Assumptions

This Data protection Code of Conduct relies on the following principles

• The Service Provider has an Entity Category element in its SAML 2.0 metadata that indicates it has committed to and believes that its Service is being operated in a manner consistent with the Code of Conduct. 
• The Service Provider informs the Home federation operator (Registrar) about any material changes that may influence their ability to commit to the Code of Conduct for Service Providers.
• Reminding the Service Provider of a potential non-compliance issue is not expected to make the reminding party a joint data controller which shares legal responsibility with the Service Provider. 
• The federation(s) provides a trusted SAML 2.0 metadata exchange service to the Identity and Service Providers.

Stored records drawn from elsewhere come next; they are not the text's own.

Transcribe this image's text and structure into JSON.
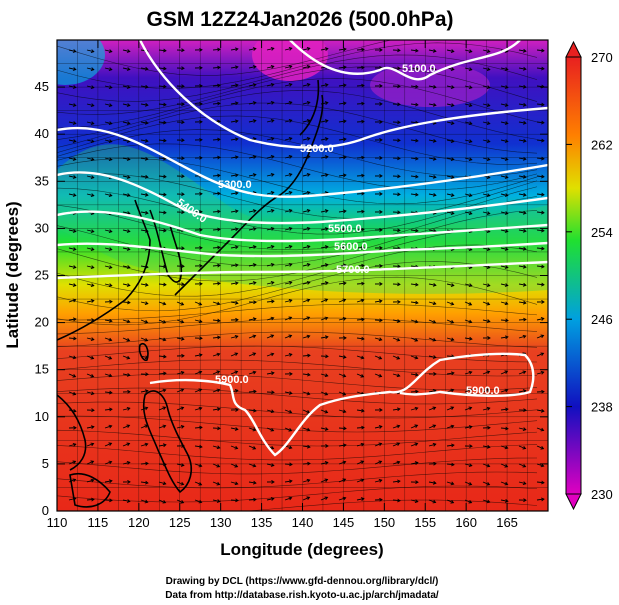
{
  "title": "GSM 12Z24Jan2026 (500.0hPa)",
  "xlabel": "Longitude (degrees)",
  "ylabel": "Latitude  (degrees)",
  "x_ticks": [
    "110",
    "115",
    "120",
    "125",
    "130",
    "135",
    "140",
    "145",
    "150",
    "155",
    "160",
    "165"
  ],
  "y_ticks": [
    "0",
    "5",
    "10",
    "15",
    "20",
    "25",
    "30",
    "35",
    "40",
    "45"
  ],
  "colorbar": {
    "ticks": [
      "230",
      "238",
      "246",
      "254",
      "262",
      "270"
    ],
    "stops": [
      "#e000c0",
      "#1010c0",
      "#00a0e0",
      "#20e030",
      "#e0e000",
      "#ff8000",
      "#e82020"
    ]
  },
  "contour_labels": [
    "5100.0",
    "5200.0",
    "5300.0",
    "5400.0",
    "5500.0",
    "5600.0",
    "5700.0",
    "5900.0",
    "5900.0"
  ],
  "credits": {
    "line1": "Drawing by DCL (https://www.gfd-dennou.org/library/dcl/)",
    "line2": "Data from http://database.rish.kyoto-u.ac.jp/arch/jmadata/"
  },
  "chart_data": {
    "type": "heatmap",
    "title": "GSM 12Z24Jan2026 (500.0hPa)",
    "xlabel": "Longitude (degrees)",
    "ylabel": "Latitude  (degrees)",
    "xlim": [
      110,
      170
    ],
    "ylim": [
      0,
      50
    ],
    "color_range": [
      230,
      270
    ],
    "contour_levels": [
      5100,
      5200,
      5300,
      5400,
      5500,
      5600,
      5700,
      5900
    ],
    "grid": true
  }
}
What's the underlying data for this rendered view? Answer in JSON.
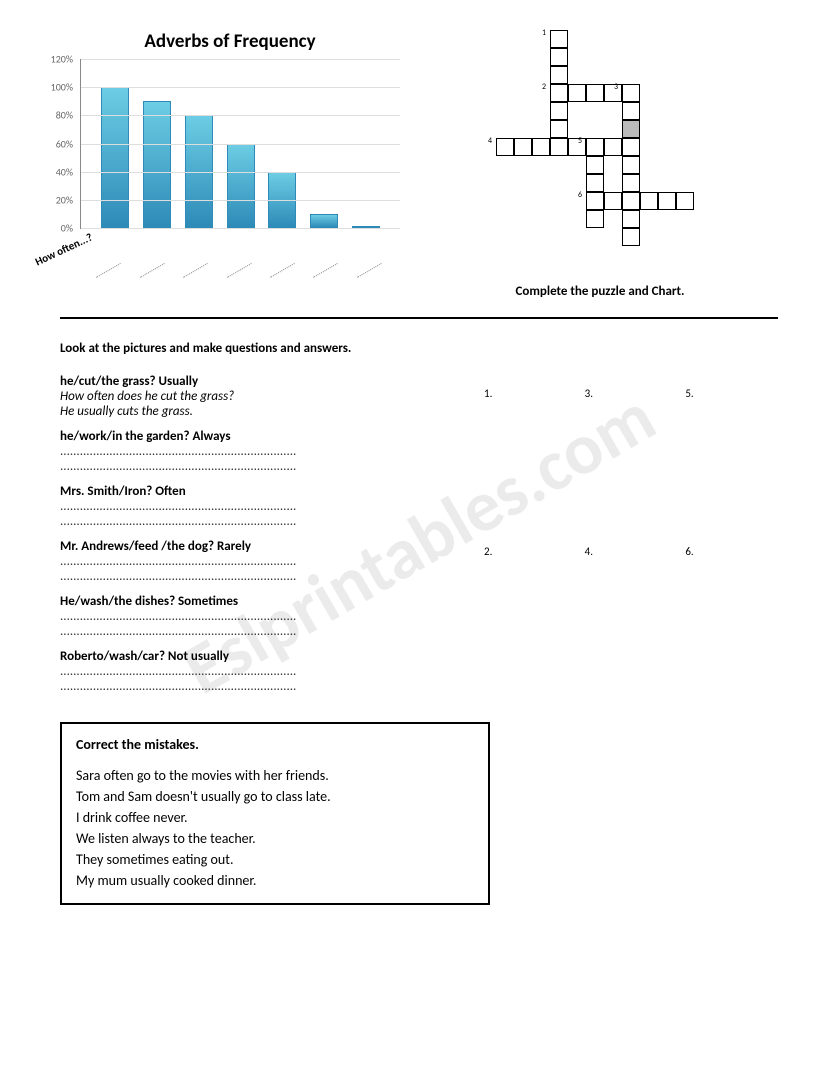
{
  "watermark": "Eslprintables.com",
  "chart": {
    "type": "bar",
    "title": "Adverbs of Frequency",
    "categories": [
      "",
      "",
      "",
      "",
      "",
      "",
      ""
    ],
    "values": [
      100,
      90,
      80,
      60,
      40,
      10,
      0
    ],
    "bar_color_top": "#6ccde4",
    "bar_color_bottom": "#2e8bb8",
    "ylim": [
      0,
      120
    ],
    "ytick_step": 20,
    "yticks": [
      "0%",
      "20%",
      "40%",
      "60%",
      "80%",
      "100%",
      "120%"
    ],
    "grid_color": "#dddddd",
    "background_color": "#ffffff",
    "axis_label": "How often...?",
    "title_fontsize": 19
  },
  "puzzle": {
    "caption": "Complete the puzzle and Chart.",
    "cell_size": 18,
    "words": [
      {
        "n": 1,
        "row": 0,
        "col": 5,
        "len": 6,
        "dir": "down"
      },
      {
        "n": 2,
        "row": 3,
        "col": 5,
        "len": 5,
        "dir": "across"
      },
      {
        "n": 3,
        "row": 3,
        "col": 9,
        "len": 9,
        "dir": "down"
      },
      {
        "n": 4,
        "row": 6,
        "col": 2,
        "len": 7,
        "dir": "across"
      },
      {
        "n": 5,
        "row": 6,
        "col": 7,
        "len": 5,
        "dir": "down"
      },
      {
        "n": 6,
        "row": 9,
        "col": 7,
        "len": 6,
        "dir": "across"
      }
    ],
    "shaded": [
      {
        "row": 5,
        "col": 9
      }
    ]
  },
  "section2": {
    "instruction": "Look at the pictures and make questions and answers.",
    "example": {
      "prompt": "he/cut/the grass?           Usually",
      "q": "How often does he cut the grass?",
      "a": "He usually cuts the grass."
    },
    "items": [
      {
        "prompt": "he/work/in the garden?            Always"
      },
      {
        "prompt": "Mrs. Smith/Iron?             Often"
      },
      {
        "prompt": "Mr. Andrews/feed /the dog?      Rarely"
      },
      {
        "prompt": "He/wash/the dishes?      Sometimes"
      },
      {
        "prompt": "Roberto/wash/car?       Not usually"
      }
    ],
    "dotted_line": "........................................................................"
  },
  "pictures": [
    {
      "num": "1.",
      "name": "mowing-lawn"
    },
    {
      "num": "2.",
      "name": "gardening"
    },
    {
      "num": "3.",
      "name": "ironing"
    },
    {
      "num": "4.",
      "name": "feeding-dog"
    },
    {
      "num": "5.",
      "name": "washing-dishes"
    },
    {
      "num": "6.",
      "name": "washing-car"
    }
  ],
  "mistakes": {
    "title": "Correct the mistakes.",
    "lines": [
      "Sara often go to the movies with her friends.",
      "Tom and Sam doesn't usually go to class  late.",
      "I drink coffee never.",
      "We listen always to the teacher.",
      "They sometimes eating out.",
      "My mum usually cooked dinner."
    ]
  }
}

Examples of SP non-compliance

There are various ways a Service Provider can violate the Code of Conduct for Service Providers. For instance,

• request attributes which are not relevant for the service.
• omit publishing a privacy notice or publish an insufficient privacy notice.
• omit installing security patches.

Possible actions in case of doubts of SP compliance

If anyone (such as an end user, Home Organisation or a Federation Operator) has doubts that a Service Provider is not complying with the Code of Conduct to which it has committed, the following alternative, mutually non-exclusive actions are suggested:

• Contact the Service Provider directly (with a cc to the Service Provider's Home Federation), describe the suspected problem, and ask the SP to check if it has a compliance problem.
• Contact the Service Provider's Home Federation, and ask it to contact the Service Provider and ask the Service Provider to check if it has a compliance problem.
  • The Home federation operator (Registrar) has the right to remove the Code of Conduct Entity Category element if the Service Provider can no longer demonstrate commitment to the Code of Conduct.
  • Depending on the Home Federation's policy, there may be also additional measures available for the the Home Federation for handling non-compliance.
• For version 2.0 of the Code of Conduct, raise an issue with the REFEDS Steering Committee.
• Lodge a complaint with the competent Data Protection Authority, as defined in the SP's Privacy Notice and Articles 55 and 56 of the GDPR.